Fab Egg Rigs: Why Everyone Wants One

No seriously, what’s up with the fab egg (short for “faberge egg”)? When you think of cool bong designs, very few look to the humble egg for inspiration. Don’t judge that ball-shaped pipe by its cover. though; the fab egg offers a lot to the selective smoker.

What's Up With The Name?

Believe it or not, the fab egg rig gets its name from a resemblance to a limited series of jewel-encrusted eggs made by the Russian jeweler House of Faberge. Only 50 were made, making them the most valuable jewelry in the world at around a few million per egg.
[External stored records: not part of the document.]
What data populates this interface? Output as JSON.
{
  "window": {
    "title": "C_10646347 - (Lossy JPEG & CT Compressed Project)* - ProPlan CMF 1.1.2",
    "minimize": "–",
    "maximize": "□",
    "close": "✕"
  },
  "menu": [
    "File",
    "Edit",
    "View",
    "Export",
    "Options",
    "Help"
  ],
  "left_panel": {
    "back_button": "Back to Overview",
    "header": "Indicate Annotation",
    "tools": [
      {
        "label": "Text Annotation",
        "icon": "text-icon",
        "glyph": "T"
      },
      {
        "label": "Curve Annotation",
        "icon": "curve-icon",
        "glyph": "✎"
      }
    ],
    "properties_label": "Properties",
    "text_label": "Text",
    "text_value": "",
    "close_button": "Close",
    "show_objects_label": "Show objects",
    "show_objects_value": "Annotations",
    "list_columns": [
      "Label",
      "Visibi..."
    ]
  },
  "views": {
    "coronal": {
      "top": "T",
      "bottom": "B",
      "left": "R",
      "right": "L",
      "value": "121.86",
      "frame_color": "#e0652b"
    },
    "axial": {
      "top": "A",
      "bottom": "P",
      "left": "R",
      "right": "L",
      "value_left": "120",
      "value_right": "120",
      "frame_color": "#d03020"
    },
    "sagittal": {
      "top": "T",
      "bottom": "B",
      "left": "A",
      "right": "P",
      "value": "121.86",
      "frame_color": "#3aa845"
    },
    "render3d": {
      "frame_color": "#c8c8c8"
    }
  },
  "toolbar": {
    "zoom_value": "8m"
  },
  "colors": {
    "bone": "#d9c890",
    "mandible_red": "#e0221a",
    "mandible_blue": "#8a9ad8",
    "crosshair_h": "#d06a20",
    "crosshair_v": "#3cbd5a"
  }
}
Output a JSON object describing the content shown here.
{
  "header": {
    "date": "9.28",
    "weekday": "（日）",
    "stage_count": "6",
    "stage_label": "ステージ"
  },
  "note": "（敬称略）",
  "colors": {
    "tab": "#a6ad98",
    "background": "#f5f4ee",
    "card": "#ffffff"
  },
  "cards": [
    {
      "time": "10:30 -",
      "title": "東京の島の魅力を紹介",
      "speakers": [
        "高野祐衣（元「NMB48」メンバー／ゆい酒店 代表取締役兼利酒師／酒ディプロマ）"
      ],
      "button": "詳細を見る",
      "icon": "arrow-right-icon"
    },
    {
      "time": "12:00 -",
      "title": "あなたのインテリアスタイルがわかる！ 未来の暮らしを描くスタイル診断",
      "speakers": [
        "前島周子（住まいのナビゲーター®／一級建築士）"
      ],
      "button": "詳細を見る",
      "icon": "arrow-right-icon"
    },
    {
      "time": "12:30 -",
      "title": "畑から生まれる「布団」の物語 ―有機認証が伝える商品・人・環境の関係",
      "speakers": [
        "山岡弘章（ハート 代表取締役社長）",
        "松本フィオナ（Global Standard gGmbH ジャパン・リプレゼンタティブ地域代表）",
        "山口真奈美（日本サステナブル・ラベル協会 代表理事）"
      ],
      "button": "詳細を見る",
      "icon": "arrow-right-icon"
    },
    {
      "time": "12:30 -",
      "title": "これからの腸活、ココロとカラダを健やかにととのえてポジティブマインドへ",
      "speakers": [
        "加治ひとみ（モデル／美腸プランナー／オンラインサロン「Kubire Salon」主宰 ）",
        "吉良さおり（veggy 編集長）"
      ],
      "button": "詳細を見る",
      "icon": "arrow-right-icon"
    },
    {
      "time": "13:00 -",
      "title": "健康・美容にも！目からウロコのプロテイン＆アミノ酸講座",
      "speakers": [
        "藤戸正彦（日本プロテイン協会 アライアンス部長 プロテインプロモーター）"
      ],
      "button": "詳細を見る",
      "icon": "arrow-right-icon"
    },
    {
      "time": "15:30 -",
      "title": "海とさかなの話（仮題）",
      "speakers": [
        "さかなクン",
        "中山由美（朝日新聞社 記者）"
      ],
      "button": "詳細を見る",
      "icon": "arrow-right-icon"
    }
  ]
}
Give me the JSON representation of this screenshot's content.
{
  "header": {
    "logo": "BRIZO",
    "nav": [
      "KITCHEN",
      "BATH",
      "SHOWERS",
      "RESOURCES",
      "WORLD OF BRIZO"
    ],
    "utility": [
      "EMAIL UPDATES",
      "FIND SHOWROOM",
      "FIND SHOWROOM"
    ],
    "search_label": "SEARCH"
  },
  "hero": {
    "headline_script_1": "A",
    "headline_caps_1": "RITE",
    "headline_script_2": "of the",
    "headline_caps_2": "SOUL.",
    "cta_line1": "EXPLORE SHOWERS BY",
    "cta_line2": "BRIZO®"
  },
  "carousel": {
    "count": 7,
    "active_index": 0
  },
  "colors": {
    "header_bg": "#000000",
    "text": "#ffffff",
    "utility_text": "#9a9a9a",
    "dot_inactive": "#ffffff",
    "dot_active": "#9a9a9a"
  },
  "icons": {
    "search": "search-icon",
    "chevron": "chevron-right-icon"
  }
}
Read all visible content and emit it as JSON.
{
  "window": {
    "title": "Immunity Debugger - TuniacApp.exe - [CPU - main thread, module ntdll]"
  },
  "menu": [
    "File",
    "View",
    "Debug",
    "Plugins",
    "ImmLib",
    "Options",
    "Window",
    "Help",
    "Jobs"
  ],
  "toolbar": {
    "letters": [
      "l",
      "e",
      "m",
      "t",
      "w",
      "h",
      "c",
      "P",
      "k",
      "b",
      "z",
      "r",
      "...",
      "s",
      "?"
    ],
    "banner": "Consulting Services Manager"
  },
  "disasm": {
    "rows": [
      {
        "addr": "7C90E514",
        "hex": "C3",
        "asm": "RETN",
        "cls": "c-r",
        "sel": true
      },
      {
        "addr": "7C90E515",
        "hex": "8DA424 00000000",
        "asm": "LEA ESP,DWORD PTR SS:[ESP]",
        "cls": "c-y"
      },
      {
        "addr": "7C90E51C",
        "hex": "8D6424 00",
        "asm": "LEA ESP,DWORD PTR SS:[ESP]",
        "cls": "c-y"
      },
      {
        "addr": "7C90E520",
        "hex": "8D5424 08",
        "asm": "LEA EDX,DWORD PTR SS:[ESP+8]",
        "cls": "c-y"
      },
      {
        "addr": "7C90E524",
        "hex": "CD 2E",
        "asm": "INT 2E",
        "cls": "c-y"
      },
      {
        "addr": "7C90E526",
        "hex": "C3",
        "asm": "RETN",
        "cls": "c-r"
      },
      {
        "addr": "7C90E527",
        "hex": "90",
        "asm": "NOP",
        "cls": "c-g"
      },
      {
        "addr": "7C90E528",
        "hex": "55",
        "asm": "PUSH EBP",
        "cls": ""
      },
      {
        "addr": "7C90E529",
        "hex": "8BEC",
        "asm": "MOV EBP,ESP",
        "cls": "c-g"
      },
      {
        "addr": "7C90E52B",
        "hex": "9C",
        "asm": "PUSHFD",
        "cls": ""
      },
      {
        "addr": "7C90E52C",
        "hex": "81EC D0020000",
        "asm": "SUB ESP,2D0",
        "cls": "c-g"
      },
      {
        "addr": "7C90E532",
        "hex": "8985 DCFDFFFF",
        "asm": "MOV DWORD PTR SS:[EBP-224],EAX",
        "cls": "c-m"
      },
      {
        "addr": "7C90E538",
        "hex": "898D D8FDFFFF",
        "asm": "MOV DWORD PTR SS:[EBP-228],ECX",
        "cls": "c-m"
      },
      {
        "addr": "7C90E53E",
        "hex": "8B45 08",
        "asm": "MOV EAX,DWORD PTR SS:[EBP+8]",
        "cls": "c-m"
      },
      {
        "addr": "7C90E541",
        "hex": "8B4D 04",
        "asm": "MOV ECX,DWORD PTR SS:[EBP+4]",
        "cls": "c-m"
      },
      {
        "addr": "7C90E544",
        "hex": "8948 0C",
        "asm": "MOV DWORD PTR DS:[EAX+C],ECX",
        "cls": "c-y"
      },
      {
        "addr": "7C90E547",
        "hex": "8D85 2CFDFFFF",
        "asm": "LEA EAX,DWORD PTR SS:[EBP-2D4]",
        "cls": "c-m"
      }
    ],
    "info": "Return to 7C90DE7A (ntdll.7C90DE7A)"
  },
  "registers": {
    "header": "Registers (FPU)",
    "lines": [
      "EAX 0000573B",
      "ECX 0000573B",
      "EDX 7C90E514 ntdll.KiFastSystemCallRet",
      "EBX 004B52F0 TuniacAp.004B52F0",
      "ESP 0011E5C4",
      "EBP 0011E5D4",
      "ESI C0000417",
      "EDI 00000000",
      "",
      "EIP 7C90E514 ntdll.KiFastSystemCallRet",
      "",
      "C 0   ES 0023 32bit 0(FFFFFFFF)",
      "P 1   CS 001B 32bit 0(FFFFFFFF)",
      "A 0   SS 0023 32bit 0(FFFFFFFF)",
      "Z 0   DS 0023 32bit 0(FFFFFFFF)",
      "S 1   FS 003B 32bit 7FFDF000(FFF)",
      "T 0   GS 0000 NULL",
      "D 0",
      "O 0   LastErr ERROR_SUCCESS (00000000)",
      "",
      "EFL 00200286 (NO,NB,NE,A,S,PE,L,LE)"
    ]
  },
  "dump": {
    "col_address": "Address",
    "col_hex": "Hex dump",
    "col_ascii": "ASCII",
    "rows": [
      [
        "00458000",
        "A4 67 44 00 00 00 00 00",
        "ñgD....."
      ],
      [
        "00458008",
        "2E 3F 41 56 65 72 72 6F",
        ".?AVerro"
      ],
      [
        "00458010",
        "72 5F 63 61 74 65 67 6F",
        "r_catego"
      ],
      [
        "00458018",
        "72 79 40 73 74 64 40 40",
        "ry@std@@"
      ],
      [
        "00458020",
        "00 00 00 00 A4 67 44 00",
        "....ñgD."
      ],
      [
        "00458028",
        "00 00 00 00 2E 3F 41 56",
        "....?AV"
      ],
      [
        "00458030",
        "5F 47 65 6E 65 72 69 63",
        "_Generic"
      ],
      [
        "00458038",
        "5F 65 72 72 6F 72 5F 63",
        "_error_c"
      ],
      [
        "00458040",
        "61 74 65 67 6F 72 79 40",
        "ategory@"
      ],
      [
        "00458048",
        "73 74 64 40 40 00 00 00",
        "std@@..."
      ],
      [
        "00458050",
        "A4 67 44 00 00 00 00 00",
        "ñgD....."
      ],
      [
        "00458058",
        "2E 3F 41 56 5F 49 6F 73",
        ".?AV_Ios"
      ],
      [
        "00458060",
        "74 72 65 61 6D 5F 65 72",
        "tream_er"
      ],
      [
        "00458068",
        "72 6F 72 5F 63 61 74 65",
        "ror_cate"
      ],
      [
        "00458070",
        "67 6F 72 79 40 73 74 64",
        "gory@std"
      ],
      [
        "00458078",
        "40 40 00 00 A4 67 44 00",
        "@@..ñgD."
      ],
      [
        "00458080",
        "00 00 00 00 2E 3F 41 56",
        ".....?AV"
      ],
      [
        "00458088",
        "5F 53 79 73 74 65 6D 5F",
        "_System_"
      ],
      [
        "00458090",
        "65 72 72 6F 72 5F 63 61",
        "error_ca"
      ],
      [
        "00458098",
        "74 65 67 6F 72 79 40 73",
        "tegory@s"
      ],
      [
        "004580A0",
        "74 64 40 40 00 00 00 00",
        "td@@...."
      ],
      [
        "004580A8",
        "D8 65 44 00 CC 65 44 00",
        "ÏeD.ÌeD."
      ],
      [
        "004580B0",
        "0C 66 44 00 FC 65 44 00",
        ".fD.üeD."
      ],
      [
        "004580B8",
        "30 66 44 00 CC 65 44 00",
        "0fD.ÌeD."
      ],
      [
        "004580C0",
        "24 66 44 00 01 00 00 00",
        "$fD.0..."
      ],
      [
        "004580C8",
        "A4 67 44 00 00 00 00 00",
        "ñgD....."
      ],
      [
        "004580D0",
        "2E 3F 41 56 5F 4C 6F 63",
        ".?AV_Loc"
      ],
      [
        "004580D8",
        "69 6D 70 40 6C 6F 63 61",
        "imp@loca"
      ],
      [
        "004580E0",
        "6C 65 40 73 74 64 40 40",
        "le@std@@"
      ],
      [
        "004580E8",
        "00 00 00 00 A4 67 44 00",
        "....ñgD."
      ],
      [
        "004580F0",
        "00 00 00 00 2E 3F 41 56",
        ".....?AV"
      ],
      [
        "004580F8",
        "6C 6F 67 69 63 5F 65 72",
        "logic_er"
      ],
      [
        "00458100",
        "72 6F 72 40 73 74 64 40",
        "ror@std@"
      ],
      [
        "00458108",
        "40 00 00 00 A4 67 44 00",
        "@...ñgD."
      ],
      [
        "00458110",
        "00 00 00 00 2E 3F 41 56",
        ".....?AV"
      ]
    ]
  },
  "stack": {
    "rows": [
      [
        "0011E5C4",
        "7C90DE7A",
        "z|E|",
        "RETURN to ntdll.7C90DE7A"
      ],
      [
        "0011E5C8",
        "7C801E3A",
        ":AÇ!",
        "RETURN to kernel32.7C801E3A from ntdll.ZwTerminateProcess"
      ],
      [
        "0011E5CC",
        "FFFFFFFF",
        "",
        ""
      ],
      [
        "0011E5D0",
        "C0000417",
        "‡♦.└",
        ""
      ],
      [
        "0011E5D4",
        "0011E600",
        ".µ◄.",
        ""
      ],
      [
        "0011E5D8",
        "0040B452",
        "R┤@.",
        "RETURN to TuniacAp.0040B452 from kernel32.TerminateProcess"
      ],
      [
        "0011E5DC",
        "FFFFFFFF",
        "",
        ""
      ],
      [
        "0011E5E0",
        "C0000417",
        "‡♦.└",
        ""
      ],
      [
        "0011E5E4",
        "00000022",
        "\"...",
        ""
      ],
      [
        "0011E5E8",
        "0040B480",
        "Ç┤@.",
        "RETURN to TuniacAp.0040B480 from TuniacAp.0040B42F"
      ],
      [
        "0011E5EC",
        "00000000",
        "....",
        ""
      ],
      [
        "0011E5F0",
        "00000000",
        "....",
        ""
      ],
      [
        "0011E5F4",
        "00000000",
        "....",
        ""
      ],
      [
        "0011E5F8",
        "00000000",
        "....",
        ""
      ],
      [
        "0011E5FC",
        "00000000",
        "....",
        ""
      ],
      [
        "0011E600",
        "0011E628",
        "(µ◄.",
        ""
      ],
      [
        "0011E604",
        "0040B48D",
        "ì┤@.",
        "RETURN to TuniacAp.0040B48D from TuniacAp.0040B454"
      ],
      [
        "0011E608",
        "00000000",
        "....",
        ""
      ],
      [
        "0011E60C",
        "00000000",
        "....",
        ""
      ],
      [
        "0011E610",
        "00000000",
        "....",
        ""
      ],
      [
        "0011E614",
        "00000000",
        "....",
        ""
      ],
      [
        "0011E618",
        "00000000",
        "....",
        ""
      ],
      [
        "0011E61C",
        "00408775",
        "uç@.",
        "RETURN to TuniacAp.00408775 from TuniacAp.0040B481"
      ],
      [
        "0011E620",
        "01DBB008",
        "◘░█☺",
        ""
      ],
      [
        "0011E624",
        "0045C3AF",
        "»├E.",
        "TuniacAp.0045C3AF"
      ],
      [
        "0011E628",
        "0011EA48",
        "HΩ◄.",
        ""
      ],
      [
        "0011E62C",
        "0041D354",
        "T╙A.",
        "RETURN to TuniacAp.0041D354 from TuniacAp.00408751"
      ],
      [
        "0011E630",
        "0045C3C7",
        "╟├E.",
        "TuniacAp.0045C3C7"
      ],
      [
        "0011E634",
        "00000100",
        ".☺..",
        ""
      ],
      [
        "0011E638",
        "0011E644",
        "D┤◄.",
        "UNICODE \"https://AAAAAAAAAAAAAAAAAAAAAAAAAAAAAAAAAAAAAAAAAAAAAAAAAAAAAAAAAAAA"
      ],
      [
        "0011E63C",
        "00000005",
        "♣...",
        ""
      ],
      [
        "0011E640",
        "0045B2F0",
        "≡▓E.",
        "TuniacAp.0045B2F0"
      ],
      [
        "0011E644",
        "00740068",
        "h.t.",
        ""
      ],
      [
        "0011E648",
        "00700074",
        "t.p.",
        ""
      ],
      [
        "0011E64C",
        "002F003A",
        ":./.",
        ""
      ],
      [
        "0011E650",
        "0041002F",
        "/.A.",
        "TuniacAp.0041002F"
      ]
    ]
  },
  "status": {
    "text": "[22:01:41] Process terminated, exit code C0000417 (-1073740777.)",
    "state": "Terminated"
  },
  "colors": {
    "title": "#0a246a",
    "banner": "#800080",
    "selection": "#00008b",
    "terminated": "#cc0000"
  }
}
They’re so valuable that they’re often used as a plot point in heist films like Ocean’s Twelve where thieves can retire from the profit of just one egg theft. For those of us without a million dollars in our bank account, the fab egg rig is a less expensive yet much more functional alternative.

Why Does It Look Like That?

Fab eggs have spherical chambers with hollow centers. These pipes have multiple holes, which can make for great dabber holders. From a pure aesthetic perspective, the fab egg has the definitive glass-on-glass design. It’s basically a bong within a bong, with water and vapor moving through the two layers of glass instead of through the middle chamber like most water pipes. This helps smooth your smoke in a way similar to a swiss perc, which gets its name from its non-uniform holed design. The swiss perc is considered the predecessor of the fab egg. Some pipes incorporate a fab egg design in their percolators, allowing for similar diffusion in a different package.

Where Do You Get Them?

The first fab eggs were exclusively dab rigs and, like the faberge eggs they draw inspiration from, were regarded as rare works of heady glass art. The first commercially sold fab egg was made in 2012 by a Washington glass-seller for a steep price of $1,000, with later models reaching $7,000 and even $14,000. Despite the price, many glass enthusiasts trekked to Washington to get their hands on these rigs. Other companies took note and produced their own variations of the fab egg, such as High Tech Glassworks. Known for making cup-themed water pipes, High Tech has a line of “baby bottle” rigs that have two half-fab-egg chambers connected by glass joints. The final product resembles a pinched baby bottle, hence the name. The curvature of the baby bottle allows for even more diffusion than regular fab eggs.

LA’s Pulse Glass also built upon the fab egg design with some of their rigs. Their fab egg-style shrub rigs have a can-like shape with swiss holes around the perimeter for diffusion. They incorporated a showerhead perc into the design for even more diffusion. Pulse also released a heady glass fab egg called the “Fab Munny” which featured a monkey theme and dichro glass accents. This pipe used the same showerhead perc as their shrub rigs.

Despite the initial steepness of fab egg prices, many modern glass producers make fab egg water pipes that are affordable for any budget. Given the design’s history of producing superior taste and smoothness, it would be a good investment for any smoker to pick up a fab egg for their glass collection.